Subscribe to Our Newsletter
By Published On: January 19th, 2023

Back in 2005 a hoarder named Tammy Hanson had collected close to 500 dogs. After hurricanes Katrina and Rita she and her enablers convinced rescue groups that she ran a sanctuary for aggressive dogs. Her Every Dog Needs a Home site was more of a hell on earth, than a sanctuary for the dogs the overwhelmed and trusting people delivered to her. You can read more about it here in an article written in 2009 by the HSUS. If you look closely at the picture you can catch a glimpse of my Sunny. What isn’t included in the article is how the authorities finally caught up with Hanson.

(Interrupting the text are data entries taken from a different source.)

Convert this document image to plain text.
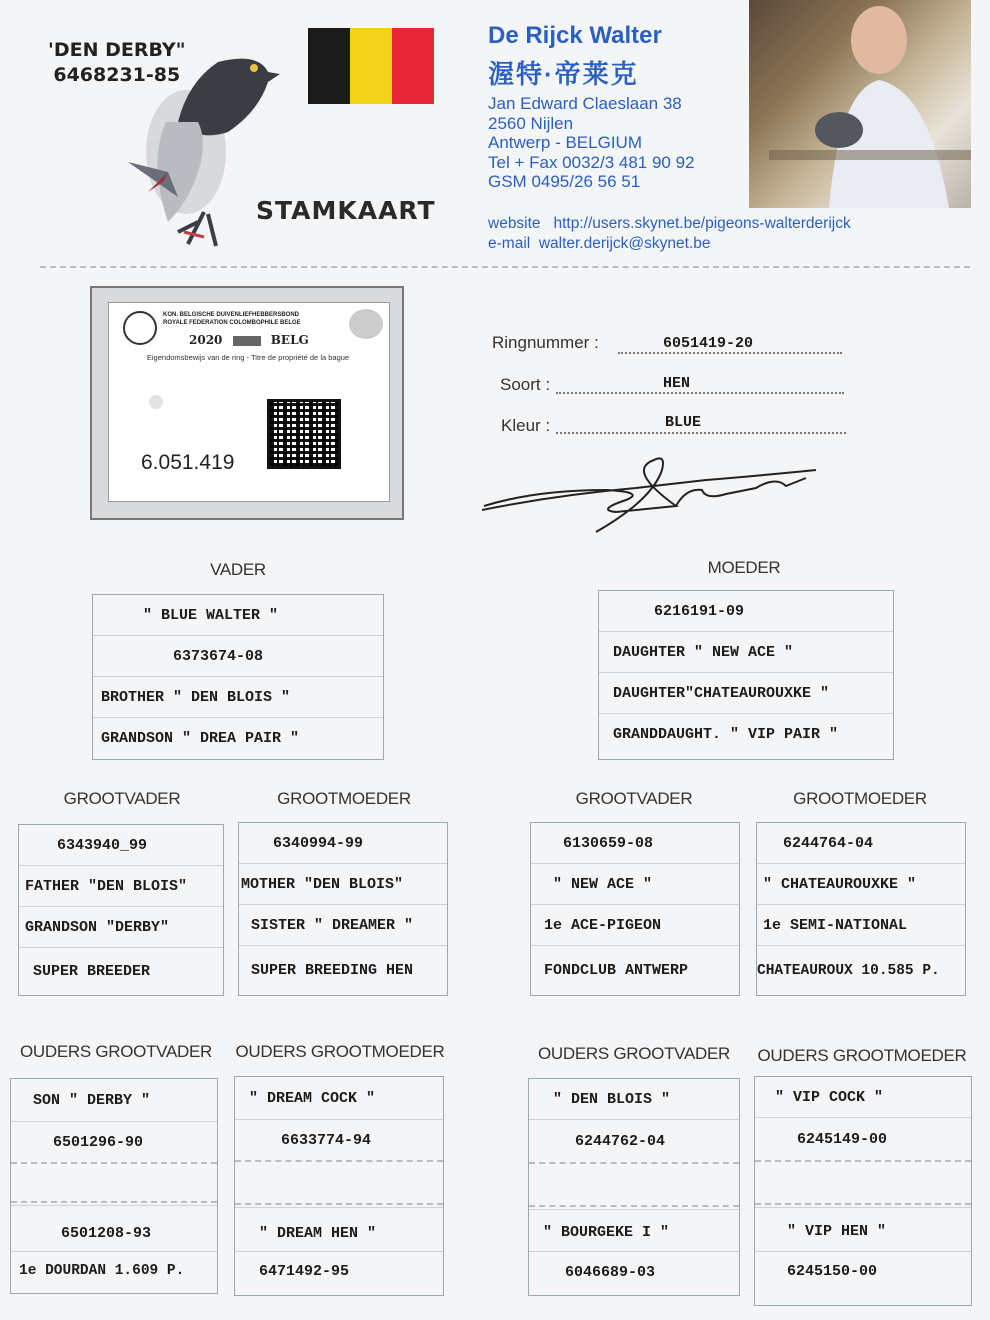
'DEN DERBY"
6468231-85
STAMKAART
De Rijck Walter
渥特·帝莱克
Jan Edward Claeslaan 38
2560 Nijlen
Antwerp - BELGIUM
Tel + Fax 0032/3 481 90 92
GSM 0495/26 56 51
website http://users.skynet.be/pigeons-walterderijck
e-mail walter.derijck@skynet.be
KON. BELGISCHE DUIVENLIEFHEBBERSBOND
ROYALE FEDERATION COLOMBOPHILE BELGE
2020	BELG
Eigendomsbewijs van de ring - Titre de propriété de la bague
6.051.419
Ringnummer :	6051419-20
Soort :	HEN
Kleur :	BLUE
VADER
" BLUE WALTER "
6373674-08
BROTHER " DEN BLOIS "
GRANDSON " DREA PAIR "
MOEDER
6216191-09
DAUGHTER " NEW ACE "
DAUGHTER"CHATEAUROUXKE "
GRANDDAUGHT. " VIP PAIR "
GROOTVADER	GROOTMOEDER	GROOTVADER	GROOTMOEDER
6343940_99
FATHER "DEN BLOIS"
GRANDSON "DERBY"
SUPER BREEDER
6340994-99
MOTHER "DEN BLOIS"
SISTER " DREAMER "
SUPER BREEDING HEN
6130659-08
" NEW ACE "
1e ACE-PIGEON
FONDCLUB ANTWERP
6244764-04
" CHATEAUROUXKE "
1e SEMI-NATIONAL
CHATEAUROUX 10.585 P.
OUDERS GROOTVADER	OUDERS GROOTMOEDER	OUDERS GROOTVADER	OUDERS GROOTMOEDER
SON " DERBY "
6501296-90
6501208-93
1e DOURDAN 1.609 P.
" DREAM COCK "
6633774-94
" DREAM HEN "
6471492-95
" DEN BLOIS "
6244762-04
" BOURGEKE I "
6046689-03
" VIP COCK "
6245149-00
" VIP HEN "
6245150-00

Visitors were not allowed on the property so few saw the horrors of the place. Dogs trapped in travel cages for weeks. Crowded outdoor kennels. Conditions that were not only unsanitary, they caused some dogs to develop stereotypies and other behavior issues. But some folks knew what was going on. There were women who spoke up and out about the realities of the EDNAH site. But their criticism was met with complaints. Hanson was only trying to help dogs, why was she being picked on? Can’t we all just get along in the fields of animal training and rescue? Thankfully for the dogs they did not back down. They continued to speak what they knew to be the truth, Hanson was a hoarder, she needed to be stopped.

Local animal control was not allowed on the property, but because of the women who would not be silenced, a fly-over of the property was done, and with this evidence, the site was shut down. I ended up with one of the 477 dogs on the property. The story didn’t end there. Hanson fled the state and landed in Vermont, where I live. She spent time in jail in Vermont and Missouri. If she’s still alive there’s a good chance she’s got too many dogs again.

Those of us who are committed to the ethical treatment and training of dogs are not simply soft-hearted, nor do we feel powerless, as I’ve heard some suggest is our motivation when we speak out about the use of aversive training practices. We are not fragile, we don’t over-empathize with the animals we see. We know a Truth. We know that force, fear, pain or intimidation are not required to teach pets new skills. We are not harmed by the unwillingness or inability of other trainers to learn about the science of behavior. We are not harmed, but animals are, and we’d like it to stop, and it seems that asking nicely hasn’t worked.